Menstrual disorders can have various causes, ranging from lifestyle factors to underlying medical conditions. Some of the common causes include:
- Hormonal imbalances: conditions such as polycystic ovary syndrome (PCOS) or thyroid disorders can affect hormone levels and disrupt your menstrual cycle.
- Stress and lifestyle: high levels of stress, significant weight loss or gain, and excessive exercise can interfere with the menstrual cycle.
- Endometriosis: a condition in which tissue similar to the lining of the uterus grows outside the uterus, causing pain and potentially heavy periods.
- Uterine fibroids: non-cancerous growths in the uterus can lead to heavy bleeding and longer periods.
- Medications: some medications, including blood thinners, contraceptives, and certain antidepressants, can affect your cycle.
Understanding the root cause is essential for finding the right treatment, whether it involves lifestyle changes, medication, or other interventions.
When should you see a doctor about your period?
While many menstrual irregularities are common and harmless, some symptoms warrant a visit to a gynaecologist. You should seek medical advice if you experience:
- Periods that are irregular or infrequent (less than every 35 days).
- Heavy bleeding that soaks through sanitary products in an hour or requires changing pads or tampons frequently.
- Severe pain during periods that doesn’t improve with over-the-counter pain relief.
- Periods that last longer than 7 days.
- Bleeding or spotting between periods or after intercourse.
- Periods that have stopped for three months or more and you are not pregnant or experiencing menopause.
Early diagnosis and treatment of menstrual disorders can help prevent complications and improve quality of life.
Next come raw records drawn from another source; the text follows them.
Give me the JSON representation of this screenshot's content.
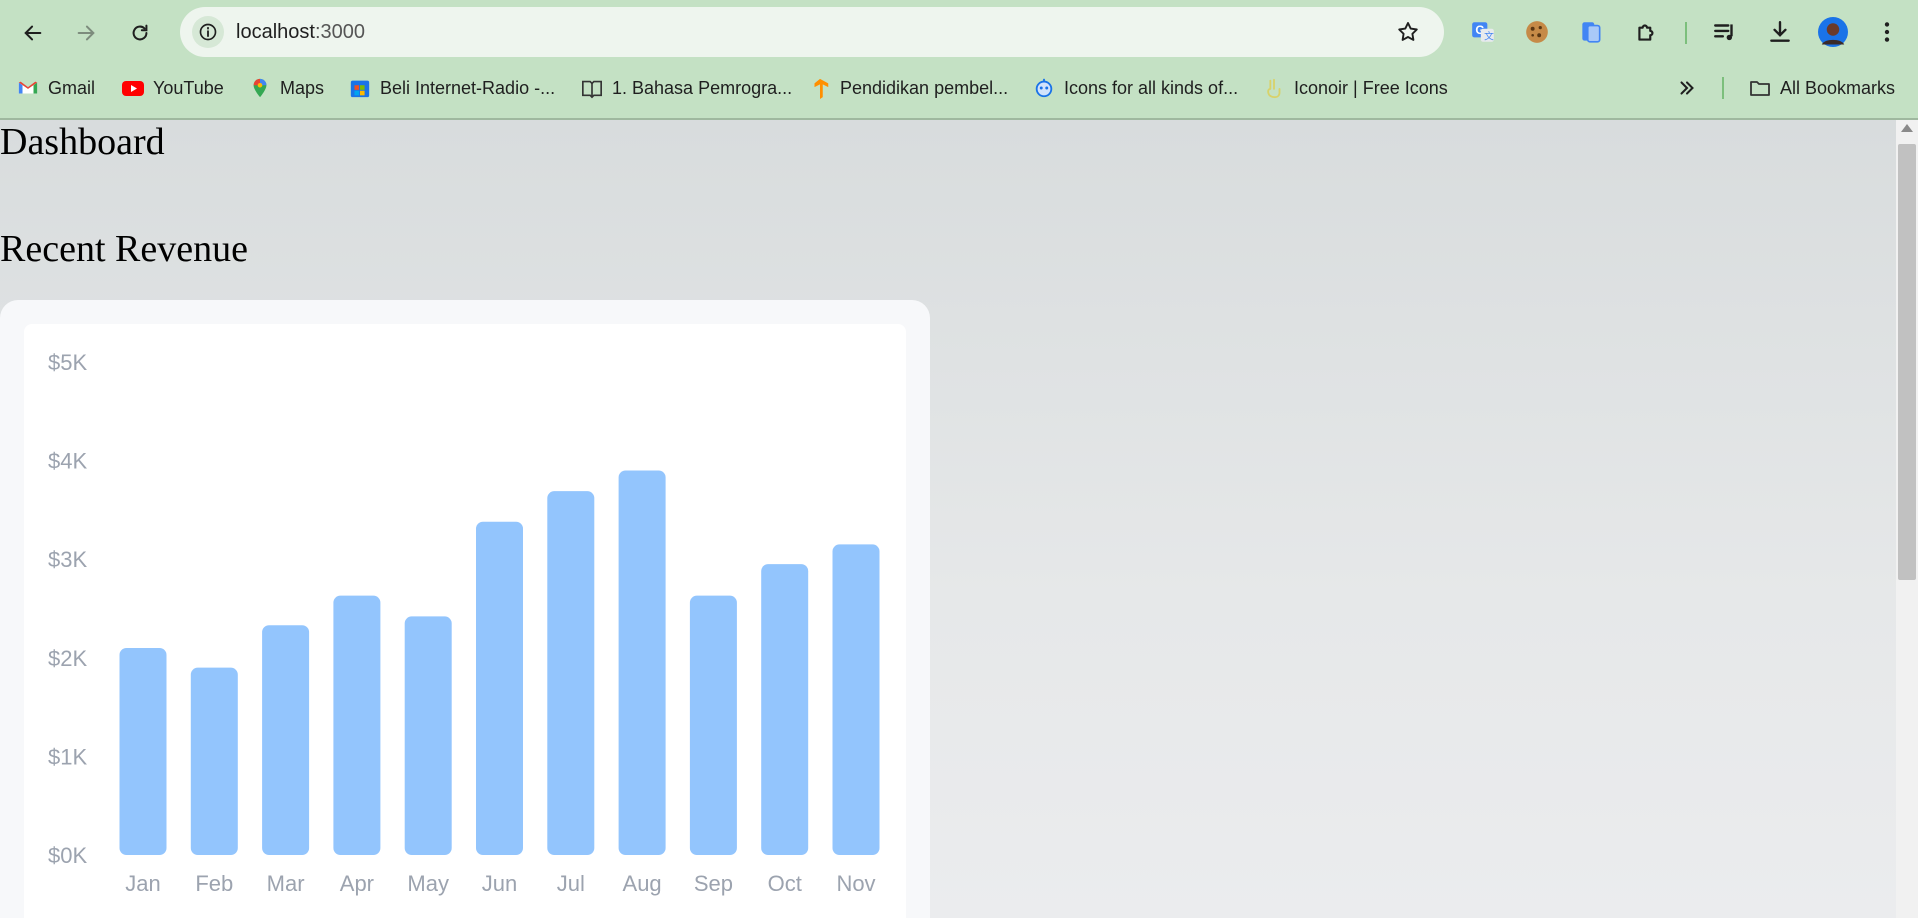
{
  "browser": {
    "url_host": "localhost",
    "url_port": ":3000",
    "bookmarks": [
      {
        "label": "Gmail",
        "icon": "gmail-icon"
      },
      {
        "label": "YouTube",
        "icon": "youtube-icon"
      },
      {
        "label": "Maps",
        "icon": "maps-icon"
      },
      {
        "label": "Beli Internet-Radio -...",
        "icon": "store-icon"
      },
      {
        "label": "1. Bahasa Pemrogra...",
        "icon": "book-icon"
      },
      {
        "label": "Pendidikan pembel...",
        "icon": "tensorflow-icon"
      },
      {
        "label": "Icons for all kinds of...",
        "icon": "bot-icon"
      },
      {
        "label": "Iconoir | Free Icons",
        "icon": "hand-peace-icon"
      }
    ],
    "all_bookmarks_label": "All Bookmarks"
  },
  "page": {
    "title": "Dashboard",
    "section_title": "Recent Revenue"
  },
  "chart_data": {
    "type": "bar",
    "categories": [
      "Jan",
      "Feb",
      "Mar",
      "Apr",
      "May",
      "Jun",
      "Jul",
      "Aug",
      "Sep",
      "Oct",
      "Nov"
    ],
    "values": [
      2100,
      1900,
      2330,
      2630,
      2420,
      3380,
      3690,
      3900,
      2630,
      2950,
      3150
    ],
    "ylim": [
      0,
      5000
    ],
    "y_ticks": [
      "$0K",
      "$1K",
      "$2K",
      "$3K",
      "$4K",
      "$5K"
    ],
    "bar_color": "#93c5fd",
    "grid": false
  }
}
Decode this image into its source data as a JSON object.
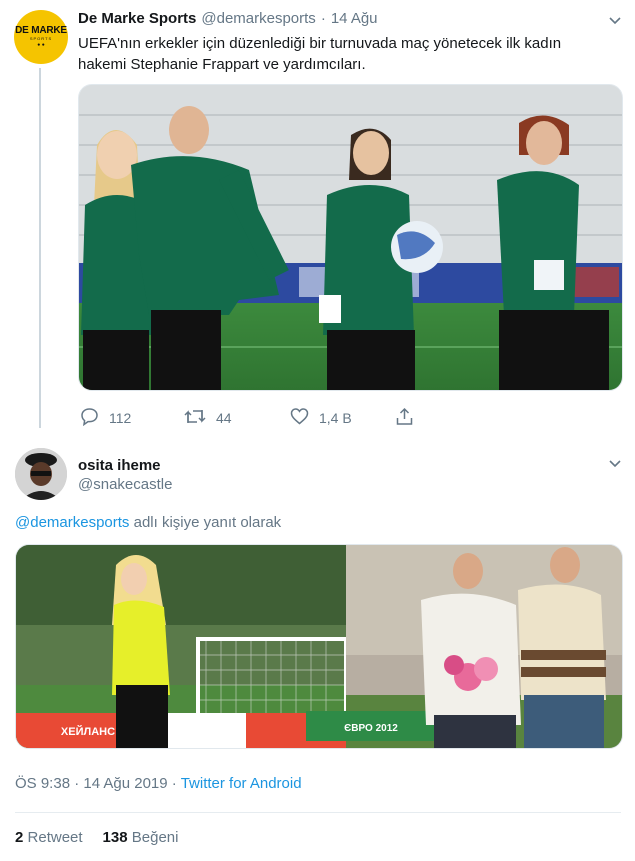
{
  "tweet1": {
    "author_name": "De Marke Sports",
    "handle": "@demarkesports",
    "dot": "·",
    "date": "14 Ağu",
    "text": "UEFA'nın erkekler için düzenlediği bir turnuvada maç yönetecek ilk kadın hakemi Stephanie Frappart ve yardımcıları.",
    "avatar_logo": "DE MARKE",
    "avatar_sub": "SPORTS",
    "actions": {
      "reply_count": "112",
      "retweet_count": "44",
      "like_count": "1,4 B"
    }
  },
  "tweet2": {
    "author_name": "osita iheme",
    "handle": "@snakecastle",
    "reply_to_mention": "@demarkesports",
    "reply_to_text": "adlı kişiye yanıt olarak",
    "timestamp": "ÖS 9:38 · 14 Ağu 2019 ·",
    "source": "Twitter for Android",
    "retweets": {
      "count": "2",
      "label": "Retweet"
    },
    "likes": {
      "count": "138",
      "label": "Beğeni"
    },
    "image_text": {
      "banner_left": "ХЕЙЛАНС",
      "banner_right": "ЄВРО 2012"
    }
  },
  "colors": {
    "accent": "#1b95e0",
    "secondary_text": "#657786",
    "kit_green": "#136b4b",
    "divider": "#e6ecf0"
  },
  "icons": [
    "chevron-down-icon",
    "reply-icon",
    "retweet-icon",
    "like-icon",
    "share-icon"
  ]
}
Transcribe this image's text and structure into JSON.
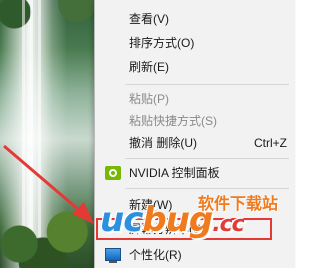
{
  "menu": {
    "items": [
      {
        "label": "查看(V)"
      },
      {
        "label": "排序方式(O)"
      },
      {
        "label": "刷新(E)"
      },
      {
        "label": "粘贴(P)"
      },
      {
        "label": "粘贴快捷方式(S)"
      },
      {
        "label": "撤消 删除(U)",
        "shortcut": "Ctrl+Z"
      },
      {
        "label": "NVIDIA 控制面板"
      },
      {
        "label": "新建(W)"
      },
      {
        "label": "屏幕分辨率(C)"
      },
      {
        "label": "个性化(R)"
      }
    ],
    "highlighted_item": "屏幕分辨率(C)"
  },
  "watermark": {
    "main_blue": "uc",
    "main_orange": "bug",
    "main_red": ".cc",
    "sub": "软件下载站"
  },
  "colors": {
    "menu_background": "#f2f2f2",
    "highlight_border": "#e53935",
    "arrow": "#e53935",
    "nvidia": "#76b900",
    "watermark_blue": "#2d8fe0",
    "watermark_orange": "#f07b1f"
  }
}
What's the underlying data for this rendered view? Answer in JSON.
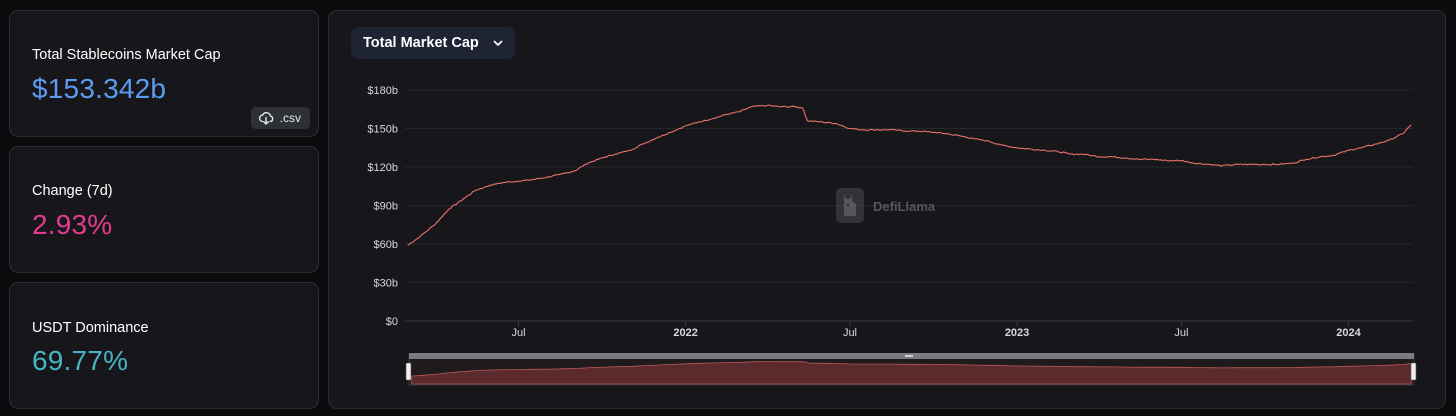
{
  "stats": [
    {
      "label": "Total Stablecoins Market Cap",
      "value": "$153.342b",
      "color": "#5b9cf2"
    },
    {
      "label": "Change (7d)",
      "value": "2.93%",
      "color": "#e33a8f"
    },
    {
      "label": "USDT Dominance",
      "value": "69.77%",
      "color": "#47b4c6"
    }
  ],
  "csv_button": {
    "label": ".csv",
    "icon": "cloud-download-icon"
  },
  "dropdown": {
    "label": "Total Market Cap",
    "icon": "chevron-down-icon"
  },
  "watermark": {
    "text": "DefiLlama",
    "icon": "llama-logo-icon"
  },
  "chart_data": {
    "type": "line",
    "x_start": "2021-03",
    "x_end": "2024-03",
    "y_label": "Total Market Cap",
    "ylim": [
      0,
      180
    ],
    "unit": "$b",
    "y_ticks": [
      "$0",
      "$30b",
      "$60b",
      "$90b",
      "$120b",
      "$150b",
      "$180b"
    ],
    "x_ticks": [
      {
        "label": "Jul",
        "date": "2021-07",
        "bold": false
      },
      {
        "label": "2022",
        "date": "2022-01",
        "bold": true
      },
      {
        "label": "Jul",
        "date": "2022-07",
        "bold": false
      },
      {
        "label": "2023",
        "date": "2023-01",
        "bold": true
      },
      {
        "label": "Jul",
        "date": "2023-07",
        "bold": false
      },
      {
        "label": "2024",
        "date": "2024-01",
        "bold": true
      }
    ],
    "series": [
      {
        "color": "#e8706a",
        "x": [
          "2021-03-01",
          "2021-03-15",
          "2021-04-01",
          "2021-04-15",
          "2021-05-01",
          "2021-05-15",
          "2021-06-01",
          "2021-06-15",
          "2021-07-01",
          "2021-07-15",
          "2021-08-01",
          "2021-08-15",
          "2021-09-01",
          "2021-09-15",
          "2021-10-01",
          "2021-10-15",
          "2021-11-01",
          "2021-11-15",
          "2021-12-01",
          "2021-12-15",
          "2022-01-01",
          "2022-01-15",
          "2022-02-01",
          "2022-02-15",
          "2022-03-01",
          "2022-03-15",
          "2022-04-01",
          "2022-04-15",
          "2022-05-01",
          "2022-05-10",
          "2022-05-15",
          "2022-06-01",
          "2022-06-15",
          "2022-07-01",
          "2022-07-15",
          "2022-08-01",
          "2022-08-15",
          "2022-09-01",
          "2022-09-15",
          "2022-10-01",
          "2022-10-15",
          "2022-11-01",
          "2022-11-15",
          "2022-12-01",
          "2022-12-15",
          "2023-01-01",
          "2023-01-15",
          "2023-02-01",
          "2023-02-15",
          "2023-03-01",
          "2023-03-15",
          "2023-04-01",
          "2023-04-15",
          "2023-05-01",
          "2023-05-15",
          "2023-06-01",
          "2023-06-15",
          "2023-07-01",
          "2023-07-15",
          "2023-08-01",
          "2023-08-15",
          "2023-09-01",
          "2023-09-15",
          "2023-10-01",
          "2023-10-15",
          "2023-11-01",
          "2023-11-15",
          "2023-12-01",
          "2023-12-15",
          "2024-01-01",
          "2024-01-15",
          "2024-02-01",
          "2024-02-15",
          "2024-03-01",
          "2024-03-10"
        ],
        "values": [
          59,
          66,
          76,
          87,
          95,
          102,
          106,
          108,
          109,
          110,
          112,
          114,
          117,
          123,
          127,
          130,
          133,
          138,
          143,
          147,
          152,
          155,
          158,
          161,
          163,
          167,
          168,
          167,
          167,
          166,
          156,
          155,
          154,
          150,
          149,
          149,
          149,
          148,
          148,
          147,
          146,
          144,
          142,
          140,
          137,
          135,
          134,
          133,
          132,
          130,
          130,
          128,
          128,
          127,
          126,
          126,
          125,
          125,
          123,
          122,
          121,
          122,
          122,
          122,
          122,
          123,
          126,
          128,
          129,
          133,
          135,
          138,
          141,
          146,
          153
        ]
      }
    ]
  }
}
What treatments are available for menstrual disorders?
Treatment for menstrual disorders depends on the underlying cause and the severity of the symptoms. Some common treatment options include:
- Lifestyle changes: for cases where stress or weight changes are the cause, adopting a healthier lifestyle with balanced nutrition, regular exercise, and stress management techniques can help.
- Medications: hormonal contraceptives such as birth control pills, patches, or intrauterine devices (IUDs) can regulate periods, reduce pain, and manage heavy bleeding. Non-steroidal anti-inflammatory drugs (NSAIDs) can also help relieve cramps and reduce bleeding.
- Surgical intervention: in cases of endometriosis, fibroids, or polyps, surgery may be recommended to remove abnormal tissue or growths.
- Therapies for underlying conditions: if a thyroid disorder or PCOS is causing menstrual irregularities, specific treatments for these conditions will be required to restore hormonal balance.
Your gynaecologist will recommend a treatment plan based on your specific symptoms and diagnosis.
Can menstrual disorders affect fertility?
Yes, some menstrual disorders can have an impact on fertility. Conditions like PCOS, endometriosis, and amenorrhoea are known to interfere with ovulation and can make it more difficult to conceive. Heavy bleeding or irregular cycles may also be a sign of an underlying issue affecting reproductive health.
If you are trying to conceive and experiencing menstrual irregularities, it is important to consult with a doctor to evaluate your fertility and address any underlying conditions that may be affecting your reproductive health.